El Salvador Joins Central American Privatization Push

PRESIDENT Alfredo Cristiani's four-month-old government has embarked El Salvador on one of Latin America's widest-reaching programs of privatization - to the enthusiastic cheers of United States officials and international financial organizations. El Salvador thus joins four other Central America nations in transferring public assets to private hands. Their governments see this as a way to reduce deficits.

El Salvador will sell seven sugar refineries, three dry alcohol distilleries, and a number of coffee mills. It will also privatize sales of sugar and coffee - government monopolies under Cristiani's predecessor, Jos'e Napole'on Duarte.

Perhaps the greatest impact will come from privatizing the five banks and nine other financial institutions that were nationalized in 1980. Bids for them are expected to be taken by 1992.

Likely bidders would be employees, who now own about 20 percent of each institution, and the private investors who hold about 29 percent. The nationalized banks manage about 80 percent of the nation's credit, half of which has been borrowed by the government. This includes mortgages on agrarian reform land. Because 42 percent of the portfolios are nonperforming, these banks will require extensive cleanup.

Of the other state-held businesses to be privatized, one of the largest is a fish-processing plant worth $12 million. Located on the Gulf of Fonseca, the plant has boats that could catch an estimated $30 million worth of tuna each year. The plant, the largest in Central America, is now operated by a Spanish renter.

By March, bids will be invited for the $12 million Jiboa sugar mill. The most likely purchasers are the cane growers who supply the plant, says Mario Ridelli, executive director of the Salvadoran Investment Corporation. Five smaller sugar mills will also be sold by 1994.

The $12 million Hotel Presidente in San Salvador will go up for bids by next August. Offers for the 100-room, first-class hotel were taken by the last government, but were too low. Officials plan to remodel the facility before they try again.

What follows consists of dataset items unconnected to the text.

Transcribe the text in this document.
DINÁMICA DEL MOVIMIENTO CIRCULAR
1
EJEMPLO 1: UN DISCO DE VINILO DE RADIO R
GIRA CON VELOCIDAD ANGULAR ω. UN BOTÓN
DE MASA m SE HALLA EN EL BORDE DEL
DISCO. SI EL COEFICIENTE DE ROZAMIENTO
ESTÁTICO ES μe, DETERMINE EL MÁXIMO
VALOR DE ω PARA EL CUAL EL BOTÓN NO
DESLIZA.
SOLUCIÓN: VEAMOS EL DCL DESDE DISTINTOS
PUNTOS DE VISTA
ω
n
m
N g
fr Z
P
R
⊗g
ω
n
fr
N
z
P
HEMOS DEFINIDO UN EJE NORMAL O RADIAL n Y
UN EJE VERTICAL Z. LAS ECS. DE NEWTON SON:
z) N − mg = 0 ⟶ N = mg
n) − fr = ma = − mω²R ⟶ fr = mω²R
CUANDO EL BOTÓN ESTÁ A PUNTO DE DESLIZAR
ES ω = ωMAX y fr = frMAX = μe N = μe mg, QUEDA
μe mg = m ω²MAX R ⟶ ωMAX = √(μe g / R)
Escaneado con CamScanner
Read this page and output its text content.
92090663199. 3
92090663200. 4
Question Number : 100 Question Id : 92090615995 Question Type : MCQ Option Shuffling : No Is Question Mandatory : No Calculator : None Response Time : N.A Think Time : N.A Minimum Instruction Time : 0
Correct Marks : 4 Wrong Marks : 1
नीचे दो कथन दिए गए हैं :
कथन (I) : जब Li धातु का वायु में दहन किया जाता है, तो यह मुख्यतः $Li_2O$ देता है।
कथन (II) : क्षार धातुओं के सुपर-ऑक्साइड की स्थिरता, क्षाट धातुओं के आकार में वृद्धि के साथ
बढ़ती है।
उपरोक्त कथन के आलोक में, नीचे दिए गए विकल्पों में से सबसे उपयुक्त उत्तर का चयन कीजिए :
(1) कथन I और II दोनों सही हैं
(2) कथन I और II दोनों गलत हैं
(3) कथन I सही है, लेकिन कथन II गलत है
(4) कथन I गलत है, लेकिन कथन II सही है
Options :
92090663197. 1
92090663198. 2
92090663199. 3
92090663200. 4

The two-mill Izalco textile plant produced cotton threads and jeans until 1969 when the Honduran market closed during war with El Salvador. It will be offered either as a business or just for the machinery, which has been carefully maintained, Mr. Ridelli says.

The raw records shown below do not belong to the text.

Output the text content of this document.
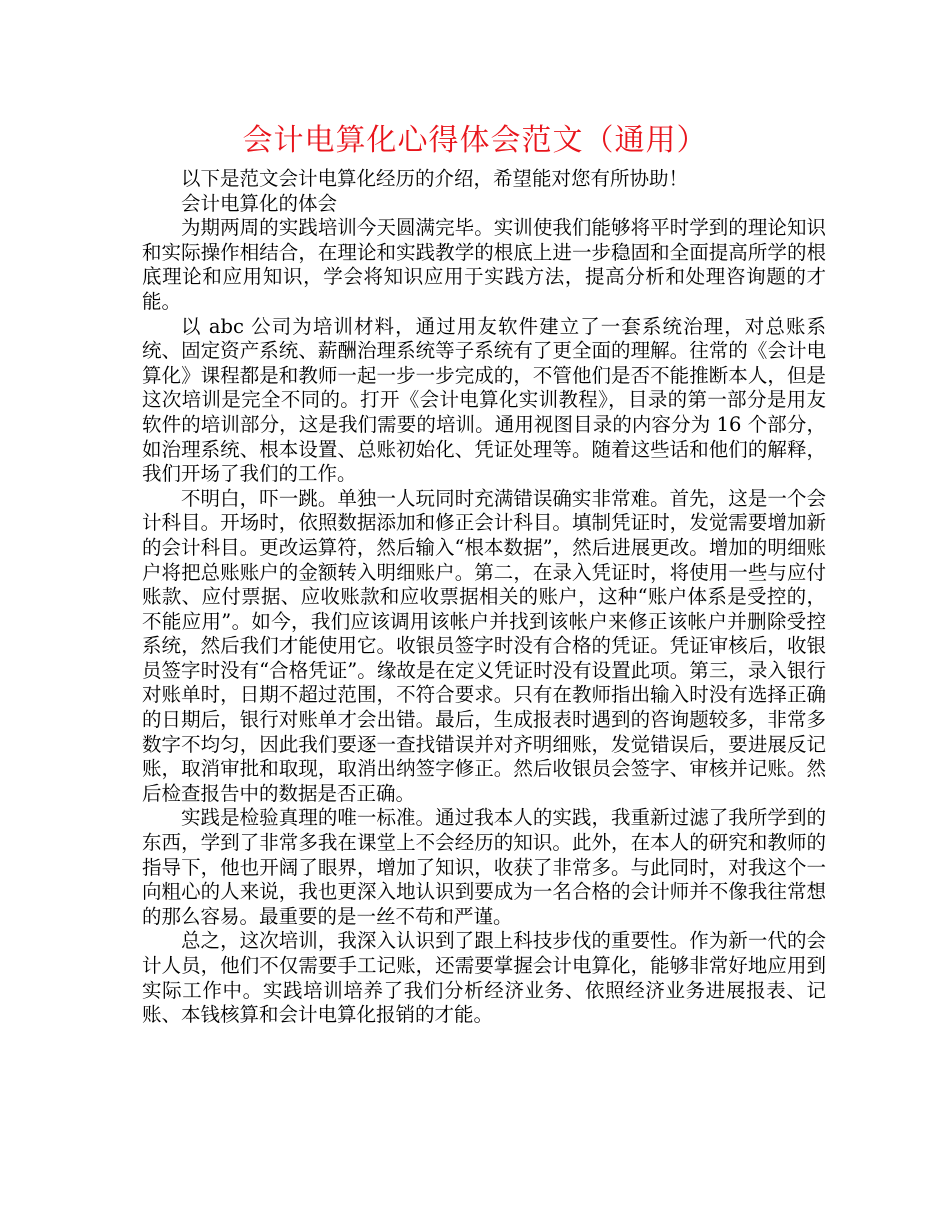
会计电算化心得体会范文（通用）

以下是范文会计电算化经历的介绍，希望能对您有所协助！

会计电算化的体会

为期两周的实践培训今天圆满完毕。实训使我们能够将平时学到的理论知识和实际操作相结合，在理论和实践教学的根底上进一步稳固和全面提高所学的根底理论和应用知识，学会将知识应用于实践方法，提高分析和处理咨询题的才能。

以 abc 公司为培训材料，通过用友软件建立了一套系统治理，对总账系统、固定资产系统、薪酬治理系统等子系统有了更全面的理解。往常的《会计电算化》课程都是和教师一起一步一步完成的，不管他们是否不能推断本人，但是这次培训是完全不同的。打开《会计电算化实训教程》，目录的第一部分是用友软件的培训部分，这是我们需要的培训。通用视图目录的内容分为 16 个部分，如治理系统、根本设置、总账初始化、凭证处理等。随着这些话和他们的解释，我们开场了我们的工作。

不明白，吓一跳。单独一人玩同时充满错误确实非常难。首先，这是一个会计科目。开场时，依照数据添加和修正会计科目。填制凭证时，发觉需要增加新的会计科目。更改运算符，然后输入“根本数据”，然后进展更改。增加的明细账户将把总账账户的金额转入明细账户。第二，在录入凭证时，将使用一些与应付账款、应付票据、应收账款和应收票据相关的账户，这种“账户体系是受控的，不能应用”。如今，我们应该调用该帐户并找到该帐户来修正该帐户并删除受控系统，然后我们才能使用它。收银员签字时没有合格的凭证。凭证审核后，收银员签字时没有“合格凭证”。缘故是在定义凭证时没有设置此项。第三，录入银行对账单时，日期不超过范围，不符合要求。只有在教师指出输入时没有选择正确的日期后，银行对账单才会出错。最后，生成报表时遇到的咨询题较多，非常多数字不均匀，因此我们要逐一查找错误并对齐明细账，发觉错误后，要进展反记账，取消审批和取现，取消出纳签字修正。然后收银员会签字、审核并记账。然后检查报告中的数据是否正确。

实践是检验真理的唯一标准。通过我本人的实践，我重新过滤了我所学到的东西，学到了非常多我在课堂上不会经历的知识。此外，在本人的研究和教师的指导下，他也开阔了眼界，增加了知识，收获了非常多。与此同时，对我这个一向粗心的人来说，我也更深入地认识到要成为一名合格的会计师并不像我往常想的那么容易。最重要的是一丝不苟和严谨。

总之，这次培训，我深入认识到了跟上科技步伐的重要性。作为新一代的会计人员，他们不仅需要手工记账，还需要掌握会计电算化，能够非常好地应用到实际工作中。实践培训培养了我们分析经济业务、依照经济业务进展报表、记账、本钱核算和会计电算化报销的才能。
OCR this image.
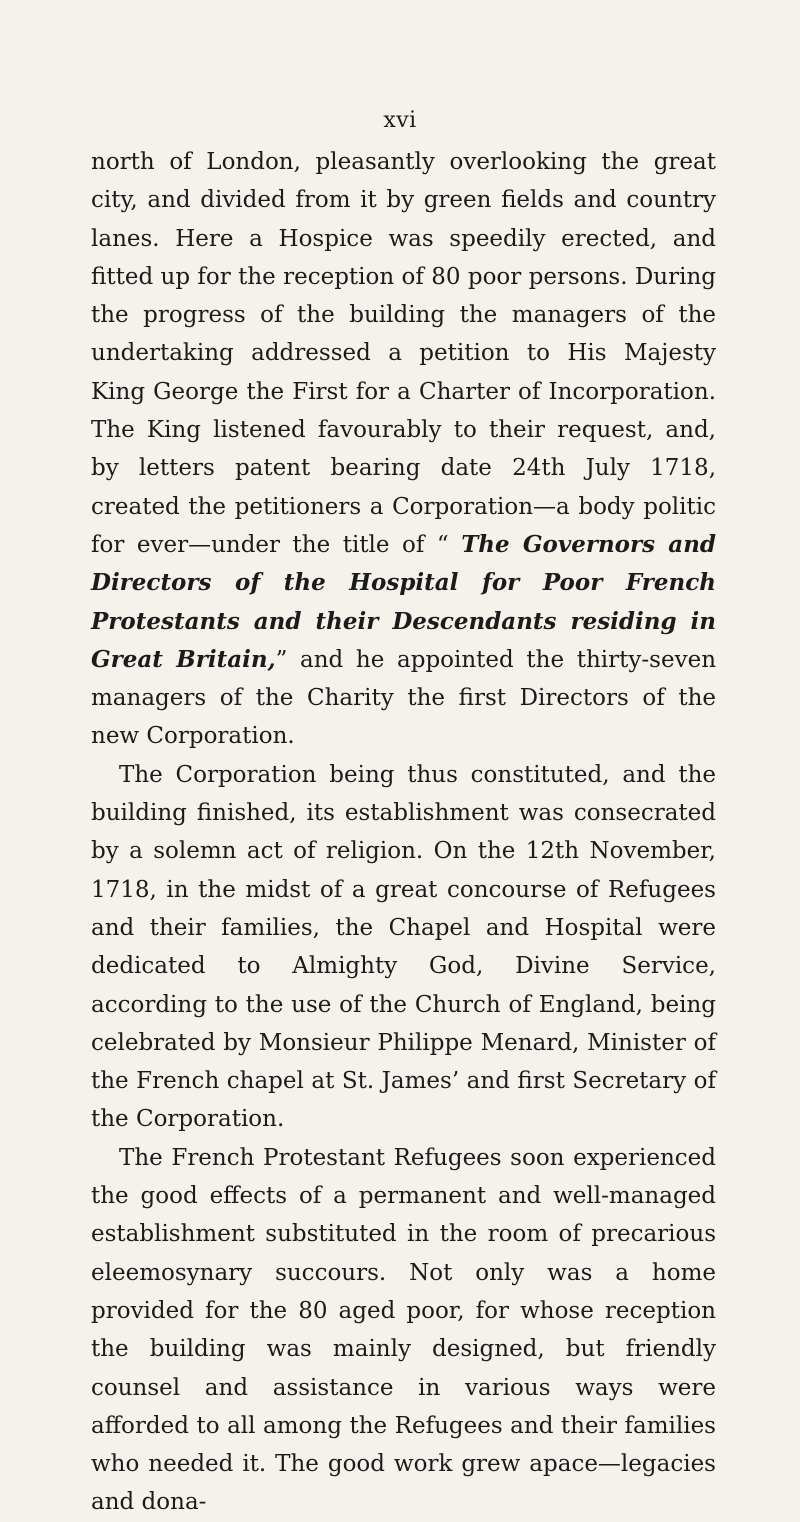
xvi

north of London, pleasantly overlooking the great city, and divided from it by green fields and country lanes. Here a Hospice was speedily erected, and fitted up for the reception of 80 poor persons. During the progress of the building the managers of the undertaking addressed a petition to His Majesty King George the First for a Charter of Incorporation. The King listened favourably to their request, and, by letters patent bearing date 24th July 1718, created the petitioners a Corporation—a body politic for ever—under the title of “ The Governors and Directors of the Hospital for Poor French Protestants and their Descendants residing in Great Britain,” and he appointed the thirty-seven managers of the Charity the first Directors of the new Corporation.

The Corporation being thus constituted, and the building finished, its establishment was consecrated by a solemn act of religion. On the 12th November, 1718, in the midst of a great concourse of Refugees and their families, the Chapel and Hospital were dedicated to Almighty God, Divine Service, according to the use of the Church of England, being celebrated by Monsieur Philippe Menard, Minister of the French chapel at St. James’ and first Secretary of the Corporation.

The French Protestant Refugees soon experienced the good effects of a permanent and well-managed establishment substituted in the room of precarious eleemosynary succours. Not only was a home provided for the 80 aged poor, for whose reception the building was mainly designed, but friendly counsel and assistance in various ways were afforded to all among the Refugees and their families who needed it. The good work grew apace—legacies and dona-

The government is awaiting an evaluation by the International Executive Service Corps, financed by the US Agency for International Development, before proceeding to privatize the plant. Selling off the assets might be the more desirable alternative, because cotton production in El Salvador has fallen off drastically since 1969.

Though the transfer of assets is important, Salvadoran privatization will go much further by allowing banks to set their own interest rates and exchange rates; moving most mortgages to the private markets; eliminating subsidies and price controls; and eventually allowing the private import of oil, which is now brought in exclusively by the National Electrical Commission.

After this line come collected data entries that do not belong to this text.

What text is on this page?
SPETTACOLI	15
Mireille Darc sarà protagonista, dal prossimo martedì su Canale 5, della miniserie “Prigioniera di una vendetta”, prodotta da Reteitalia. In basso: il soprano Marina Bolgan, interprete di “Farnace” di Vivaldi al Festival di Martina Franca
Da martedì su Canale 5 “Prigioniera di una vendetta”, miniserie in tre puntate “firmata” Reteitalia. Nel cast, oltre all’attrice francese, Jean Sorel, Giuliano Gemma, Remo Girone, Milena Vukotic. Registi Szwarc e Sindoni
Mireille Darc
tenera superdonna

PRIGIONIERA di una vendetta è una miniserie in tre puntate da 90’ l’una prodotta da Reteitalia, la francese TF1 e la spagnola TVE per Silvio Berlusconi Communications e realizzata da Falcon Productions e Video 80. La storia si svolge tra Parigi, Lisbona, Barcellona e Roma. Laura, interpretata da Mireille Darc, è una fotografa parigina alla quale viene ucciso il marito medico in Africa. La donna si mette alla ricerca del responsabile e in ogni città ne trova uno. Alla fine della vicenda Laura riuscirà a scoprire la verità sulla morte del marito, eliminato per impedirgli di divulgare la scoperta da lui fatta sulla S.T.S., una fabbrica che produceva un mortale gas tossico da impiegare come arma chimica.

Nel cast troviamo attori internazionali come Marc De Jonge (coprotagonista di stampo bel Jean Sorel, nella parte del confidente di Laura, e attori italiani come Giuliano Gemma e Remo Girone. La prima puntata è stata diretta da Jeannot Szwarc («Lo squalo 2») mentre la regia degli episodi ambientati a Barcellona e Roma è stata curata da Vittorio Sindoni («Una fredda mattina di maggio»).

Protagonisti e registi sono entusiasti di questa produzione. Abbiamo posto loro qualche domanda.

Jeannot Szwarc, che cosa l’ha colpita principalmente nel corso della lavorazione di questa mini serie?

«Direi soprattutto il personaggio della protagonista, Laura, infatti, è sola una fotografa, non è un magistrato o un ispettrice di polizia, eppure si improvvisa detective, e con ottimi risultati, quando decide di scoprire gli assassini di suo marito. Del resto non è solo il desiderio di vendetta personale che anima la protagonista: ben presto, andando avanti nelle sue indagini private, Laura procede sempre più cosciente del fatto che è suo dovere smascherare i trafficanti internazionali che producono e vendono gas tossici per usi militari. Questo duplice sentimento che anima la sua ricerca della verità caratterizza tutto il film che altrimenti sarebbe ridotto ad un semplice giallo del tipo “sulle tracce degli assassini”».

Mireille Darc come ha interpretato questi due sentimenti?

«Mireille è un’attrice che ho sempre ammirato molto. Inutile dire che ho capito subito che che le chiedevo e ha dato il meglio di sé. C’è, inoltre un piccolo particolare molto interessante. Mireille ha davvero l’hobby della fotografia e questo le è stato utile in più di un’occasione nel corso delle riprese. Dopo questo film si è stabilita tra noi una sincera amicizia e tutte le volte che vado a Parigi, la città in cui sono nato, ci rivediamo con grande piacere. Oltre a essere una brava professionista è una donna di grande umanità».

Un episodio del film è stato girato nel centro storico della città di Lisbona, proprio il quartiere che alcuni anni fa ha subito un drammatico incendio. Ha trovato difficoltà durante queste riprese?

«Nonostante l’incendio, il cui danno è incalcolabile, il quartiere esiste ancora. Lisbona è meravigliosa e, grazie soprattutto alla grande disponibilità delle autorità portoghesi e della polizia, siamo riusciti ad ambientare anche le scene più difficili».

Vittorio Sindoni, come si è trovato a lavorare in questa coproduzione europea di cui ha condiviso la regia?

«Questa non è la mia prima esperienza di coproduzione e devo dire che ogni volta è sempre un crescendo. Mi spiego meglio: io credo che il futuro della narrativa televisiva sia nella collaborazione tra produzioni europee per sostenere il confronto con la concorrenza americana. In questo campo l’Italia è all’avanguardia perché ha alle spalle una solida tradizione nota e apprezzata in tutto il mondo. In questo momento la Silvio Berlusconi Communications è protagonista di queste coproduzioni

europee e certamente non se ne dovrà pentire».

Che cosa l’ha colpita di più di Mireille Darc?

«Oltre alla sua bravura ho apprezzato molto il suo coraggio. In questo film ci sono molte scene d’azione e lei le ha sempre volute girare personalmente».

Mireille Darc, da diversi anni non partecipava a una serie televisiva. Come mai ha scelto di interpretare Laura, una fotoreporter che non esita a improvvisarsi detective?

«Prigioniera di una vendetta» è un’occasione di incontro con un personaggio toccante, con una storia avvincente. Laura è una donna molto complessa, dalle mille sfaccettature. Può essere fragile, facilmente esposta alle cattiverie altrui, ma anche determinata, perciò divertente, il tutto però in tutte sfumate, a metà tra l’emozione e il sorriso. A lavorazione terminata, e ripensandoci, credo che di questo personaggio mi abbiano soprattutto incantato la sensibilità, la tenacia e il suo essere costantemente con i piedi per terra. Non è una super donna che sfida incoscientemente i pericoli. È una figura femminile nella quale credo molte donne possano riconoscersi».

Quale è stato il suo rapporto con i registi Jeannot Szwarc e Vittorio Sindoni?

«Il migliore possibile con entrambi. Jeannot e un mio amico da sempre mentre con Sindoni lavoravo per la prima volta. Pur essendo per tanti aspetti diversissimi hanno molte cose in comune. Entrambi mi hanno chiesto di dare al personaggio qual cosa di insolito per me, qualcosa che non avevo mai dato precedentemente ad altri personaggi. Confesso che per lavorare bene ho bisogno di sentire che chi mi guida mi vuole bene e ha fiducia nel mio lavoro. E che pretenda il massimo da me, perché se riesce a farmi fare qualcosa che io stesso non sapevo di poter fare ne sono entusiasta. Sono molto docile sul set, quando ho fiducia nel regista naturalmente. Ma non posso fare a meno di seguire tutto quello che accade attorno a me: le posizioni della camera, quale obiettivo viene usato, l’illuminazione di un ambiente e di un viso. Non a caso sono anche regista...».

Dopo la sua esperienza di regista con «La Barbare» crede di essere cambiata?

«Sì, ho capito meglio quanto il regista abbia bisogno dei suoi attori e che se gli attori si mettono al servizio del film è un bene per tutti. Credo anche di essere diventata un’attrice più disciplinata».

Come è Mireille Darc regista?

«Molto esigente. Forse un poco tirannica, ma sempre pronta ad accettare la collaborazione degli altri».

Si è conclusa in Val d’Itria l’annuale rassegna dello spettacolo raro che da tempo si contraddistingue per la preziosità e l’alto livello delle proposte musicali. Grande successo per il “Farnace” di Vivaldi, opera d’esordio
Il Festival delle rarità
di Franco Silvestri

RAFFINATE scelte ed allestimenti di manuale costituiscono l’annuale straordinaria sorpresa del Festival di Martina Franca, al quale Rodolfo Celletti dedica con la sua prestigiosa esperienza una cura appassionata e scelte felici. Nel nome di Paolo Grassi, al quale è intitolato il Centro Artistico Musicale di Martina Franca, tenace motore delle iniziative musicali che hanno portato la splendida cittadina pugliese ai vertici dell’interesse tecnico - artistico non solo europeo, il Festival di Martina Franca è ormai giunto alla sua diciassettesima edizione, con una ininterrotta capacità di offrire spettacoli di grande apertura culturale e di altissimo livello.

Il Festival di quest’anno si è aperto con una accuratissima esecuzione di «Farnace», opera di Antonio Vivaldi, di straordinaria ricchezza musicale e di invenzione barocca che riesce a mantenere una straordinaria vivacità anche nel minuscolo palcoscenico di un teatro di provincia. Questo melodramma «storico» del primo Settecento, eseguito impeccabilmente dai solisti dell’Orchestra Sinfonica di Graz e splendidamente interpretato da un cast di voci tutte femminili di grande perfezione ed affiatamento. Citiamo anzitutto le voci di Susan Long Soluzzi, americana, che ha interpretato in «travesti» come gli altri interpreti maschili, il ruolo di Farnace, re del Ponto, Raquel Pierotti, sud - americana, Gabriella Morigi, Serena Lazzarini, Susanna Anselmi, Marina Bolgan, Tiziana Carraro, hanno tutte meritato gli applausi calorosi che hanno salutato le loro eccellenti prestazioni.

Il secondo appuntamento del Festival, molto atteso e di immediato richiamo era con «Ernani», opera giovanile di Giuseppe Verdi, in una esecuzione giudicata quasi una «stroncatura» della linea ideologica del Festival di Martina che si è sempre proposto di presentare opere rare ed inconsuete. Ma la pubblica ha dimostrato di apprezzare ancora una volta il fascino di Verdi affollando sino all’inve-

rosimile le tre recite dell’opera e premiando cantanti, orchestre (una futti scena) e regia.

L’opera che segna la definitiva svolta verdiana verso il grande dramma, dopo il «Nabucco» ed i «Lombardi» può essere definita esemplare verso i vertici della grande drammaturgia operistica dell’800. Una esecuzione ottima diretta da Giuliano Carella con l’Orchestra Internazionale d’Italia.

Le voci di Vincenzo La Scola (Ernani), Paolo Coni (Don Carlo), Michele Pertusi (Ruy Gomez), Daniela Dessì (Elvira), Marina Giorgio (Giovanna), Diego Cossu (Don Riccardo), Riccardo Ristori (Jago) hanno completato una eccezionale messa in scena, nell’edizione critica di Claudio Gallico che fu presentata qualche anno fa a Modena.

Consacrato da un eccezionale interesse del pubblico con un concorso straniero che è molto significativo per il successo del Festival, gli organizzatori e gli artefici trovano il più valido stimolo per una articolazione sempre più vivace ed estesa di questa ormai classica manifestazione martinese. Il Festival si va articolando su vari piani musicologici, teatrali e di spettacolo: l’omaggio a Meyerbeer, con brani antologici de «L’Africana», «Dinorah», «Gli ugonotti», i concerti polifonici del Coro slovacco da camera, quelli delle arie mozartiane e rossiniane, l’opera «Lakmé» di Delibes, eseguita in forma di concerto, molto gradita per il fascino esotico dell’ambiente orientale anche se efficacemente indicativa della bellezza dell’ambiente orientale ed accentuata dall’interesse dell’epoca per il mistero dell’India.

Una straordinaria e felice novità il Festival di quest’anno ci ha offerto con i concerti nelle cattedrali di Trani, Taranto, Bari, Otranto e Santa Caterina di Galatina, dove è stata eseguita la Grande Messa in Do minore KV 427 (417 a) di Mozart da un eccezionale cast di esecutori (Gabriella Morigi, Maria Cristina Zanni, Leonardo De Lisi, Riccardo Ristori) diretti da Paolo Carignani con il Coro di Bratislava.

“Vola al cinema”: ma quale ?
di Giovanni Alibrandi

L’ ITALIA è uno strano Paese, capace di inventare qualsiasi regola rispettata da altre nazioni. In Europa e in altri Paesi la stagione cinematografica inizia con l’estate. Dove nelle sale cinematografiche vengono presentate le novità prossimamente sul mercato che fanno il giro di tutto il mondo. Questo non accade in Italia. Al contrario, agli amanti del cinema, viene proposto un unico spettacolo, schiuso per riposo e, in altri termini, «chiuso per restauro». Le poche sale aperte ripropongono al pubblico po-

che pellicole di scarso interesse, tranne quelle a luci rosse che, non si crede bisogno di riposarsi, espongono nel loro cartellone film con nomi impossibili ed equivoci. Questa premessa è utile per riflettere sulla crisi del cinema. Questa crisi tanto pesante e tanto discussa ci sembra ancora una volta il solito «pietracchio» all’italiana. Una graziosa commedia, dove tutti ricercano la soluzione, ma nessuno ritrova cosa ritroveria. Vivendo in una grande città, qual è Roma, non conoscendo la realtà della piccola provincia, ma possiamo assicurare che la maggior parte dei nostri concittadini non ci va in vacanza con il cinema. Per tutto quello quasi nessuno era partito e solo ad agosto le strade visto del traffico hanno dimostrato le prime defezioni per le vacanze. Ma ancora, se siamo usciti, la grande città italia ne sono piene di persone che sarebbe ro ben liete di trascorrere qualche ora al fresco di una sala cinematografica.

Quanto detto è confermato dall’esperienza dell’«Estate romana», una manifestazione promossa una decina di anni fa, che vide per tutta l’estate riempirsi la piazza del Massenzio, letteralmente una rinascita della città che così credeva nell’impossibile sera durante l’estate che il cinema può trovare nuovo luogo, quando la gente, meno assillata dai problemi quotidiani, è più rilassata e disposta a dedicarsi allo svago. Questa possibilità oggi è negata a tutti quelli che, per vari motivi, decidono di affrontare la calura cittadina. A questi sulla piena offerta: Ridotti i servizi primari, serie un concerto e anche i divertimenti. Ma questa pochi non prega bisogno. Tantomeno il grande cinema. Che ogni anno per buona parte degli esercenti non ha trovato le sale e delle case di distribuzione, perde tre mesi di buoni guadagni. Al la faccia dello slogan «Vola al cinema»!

In sharp contrast to El Salvador's eagerness to privatize, Honduras has started haltingly.

So far, 10 businesses worth $27 million have been privatized. Nine more transactions, involving a dairy, two cement factories, several sawmills, and an airline, are under way.

About one-third of the companies have been awarded to US firms or subsidiaries - Scott Paper of Costa Rica bought an abandoned paper plant; the Nelson Group of Seattle, Wash., took over a foundry, and Wellington Hall bought a furniture factory. The transactions were financed through debt-equity swaps.

The Honduran program is based on Costa Rica's experience, of which the first major phase ends this year.

Coming up for bids this year in Costa Rica will be a shrimp farm worth $250,000, and 40 percent of the shares in a $4 million cement plant.

Telecommunications could be privatized by the next government, which will take office in May 1990.

Costa Rica has privatized more than 30 companies worth $130 million since 1986. Five have gone to the public sector because Costa Rica prohibits privatization of strategic businesses.

In Guatemala, the country's first privatization involves the national airline, Aviateca. It will be finalized this month. The Salvadoran air company, TACA, will acquire 30 percent; 45 percent will be offered to the private sector, and the government will keep 25 percent.

Even Nicaragua has caught on to the trend. The Nicaraguan Tourism Corporation is offering travel agencies, restaurants, and hotels throughout the country to private investors. An unidentified Japanese group reportedly has expressed interest in buying a 20 percent share of the Intercontinental Hotel in Managua.